We posted the following as a comment to the Stanford Social Innovation Review piece to which it refers:

We couldn’t agree more with “In Microfinance, Clients Must Come First,” by Datar, Epstein and Yuthas. Microfinance aims to alleviate poverty by providing access to credit to the world’s poorest entrepreneurs. But, as the authors allude, if merely giving money to entrepreneurs will propel them out of poverty, microlenders must be smarter than every investor in the world. That logic clearly is flawed. The assumption is that lending alone will achieve successful results. We know that’s incomplete. But lending, combined with business education, may be the key to propelling the world’s poorest entrepreneurs out of poverty.

Just as venture capitalists provide to their entrepreneurs to improve their chances of success, MFIs should provide additional, non-monetary resources for their borrowers. We recognize that the scope and scale of microfinance don’t make that a resource-efficient practice.

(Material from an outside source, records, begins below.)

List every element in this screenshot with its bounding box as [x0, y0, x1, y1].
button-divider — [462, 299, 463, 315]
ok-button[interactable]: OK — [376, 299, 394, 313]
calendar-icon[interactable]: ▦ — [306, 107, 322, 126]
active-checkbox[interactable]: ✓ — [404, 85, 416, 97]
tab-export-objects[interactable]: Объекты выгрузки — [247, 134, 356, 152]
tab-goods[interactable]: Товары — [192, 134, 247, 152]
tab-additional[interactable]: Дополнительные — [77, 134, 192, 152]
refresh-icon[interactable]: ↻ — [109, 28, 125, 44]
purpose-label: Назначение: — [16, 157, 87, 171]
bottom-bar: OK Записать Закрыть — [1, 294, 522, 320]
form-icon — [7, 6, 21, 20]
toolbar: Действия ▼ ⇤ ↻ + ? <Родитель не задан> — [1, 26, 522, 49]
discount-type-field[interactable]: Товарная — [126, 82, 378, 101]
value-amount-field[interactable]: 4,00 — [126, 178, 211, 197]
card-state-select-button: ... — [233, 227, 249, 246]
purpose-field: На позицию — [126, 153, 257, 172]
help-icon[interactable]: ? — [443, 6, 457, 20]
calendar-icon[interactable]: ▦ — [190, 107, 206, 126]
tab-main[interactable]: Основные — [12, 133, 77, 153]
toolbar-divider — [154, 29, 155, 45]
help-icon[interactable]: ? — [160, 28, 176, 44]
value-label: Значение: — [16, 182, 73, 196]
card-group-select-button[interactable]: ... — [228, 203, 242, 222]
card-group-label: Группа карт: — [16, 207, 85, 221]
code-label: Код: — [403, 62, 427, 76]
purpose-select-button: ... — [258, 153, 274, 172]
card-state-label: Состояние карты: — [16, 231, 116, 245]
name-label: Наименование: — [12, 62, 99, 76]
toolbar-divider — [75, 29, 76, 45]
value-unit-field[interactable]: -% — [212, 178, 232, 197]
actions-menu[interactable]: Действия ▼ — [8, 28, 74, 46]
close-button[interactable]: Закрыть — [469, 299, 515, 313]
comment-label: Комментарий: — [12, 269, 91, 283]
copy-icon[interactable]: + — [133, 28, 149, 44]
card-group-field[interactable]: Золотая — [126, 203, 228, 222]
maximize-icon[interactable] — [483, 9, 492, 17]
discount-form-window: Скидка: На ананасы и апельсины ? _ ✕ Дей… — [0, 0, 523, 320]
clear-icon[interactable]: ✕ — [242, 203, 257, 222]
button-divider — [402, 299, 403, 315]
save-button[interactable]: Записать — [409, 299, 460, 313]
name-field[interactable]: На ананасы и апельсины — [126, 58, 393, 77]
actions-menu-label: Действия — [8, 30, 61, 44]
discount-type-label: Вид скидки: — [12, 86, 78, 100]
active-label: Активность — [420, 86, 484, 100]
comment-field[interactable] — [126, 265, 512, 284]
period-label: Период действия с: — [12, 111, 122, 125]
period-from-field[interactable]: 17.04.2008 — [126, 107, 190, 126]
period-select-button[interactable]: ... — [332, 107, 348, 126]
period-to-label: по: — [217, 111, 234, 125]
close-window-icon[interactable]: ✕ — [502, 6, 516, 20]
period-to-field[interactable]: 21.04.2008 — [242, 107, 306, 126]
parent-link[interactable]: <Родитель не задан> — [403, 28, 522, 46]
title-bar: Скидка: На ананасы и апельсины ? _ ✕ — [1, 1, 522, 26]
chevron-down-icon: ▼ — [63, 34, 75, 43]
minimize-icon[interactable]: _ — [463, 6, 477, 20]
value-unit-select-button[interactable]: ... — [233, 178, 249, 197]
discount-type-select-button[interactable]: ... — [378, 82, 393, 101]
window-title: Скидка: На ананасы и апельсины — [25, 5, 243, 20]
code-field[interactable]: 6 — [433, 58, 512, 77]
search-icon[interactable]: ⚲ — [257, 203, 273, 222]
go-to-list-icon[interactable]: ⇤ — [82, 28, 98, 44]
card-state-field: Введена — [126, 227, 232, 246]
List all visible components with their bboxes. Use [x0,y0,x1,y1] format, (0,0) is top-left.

That challenge, presented to us by the chairman of a Thai MFI in January 2007, energized us to search for, and ultimately to create, a tool that could help entrepreneurs and MFIs begin conversations that would result in better business decisions – and better outcomes.

We created a tool, the Barefoot MBA, to meet that challenge. The Barefoot MBA seeks to give the world’s smallest business owners knowledge and concepts to empower them to make better business decisions and provide better lives for themselves, their families and their communities. The Barefoot MBA is intended to be used by existing organizations that have resources, relationships and infrastructure. It is a free, open-source tool, supported by us, available to all at http://www.barefootmba.org.

The Barefoot MBA’s lessons are taught through storytelling, the simplest, most time-tested method of teaching. Because they require no literacy, props or technology, they are accessible to anyone, anywhere. The stories are modular, their examples context-specific but adaptable; we include in our materials a guide to adapting the Barefoot MBA to other cultures and norms.

Microfinance debt is more useful with services that help entrepreneurs make effective, successful decisions with their new money. We hope to work with others in the field to help those trying to make ends meet bring those ends a little closer together.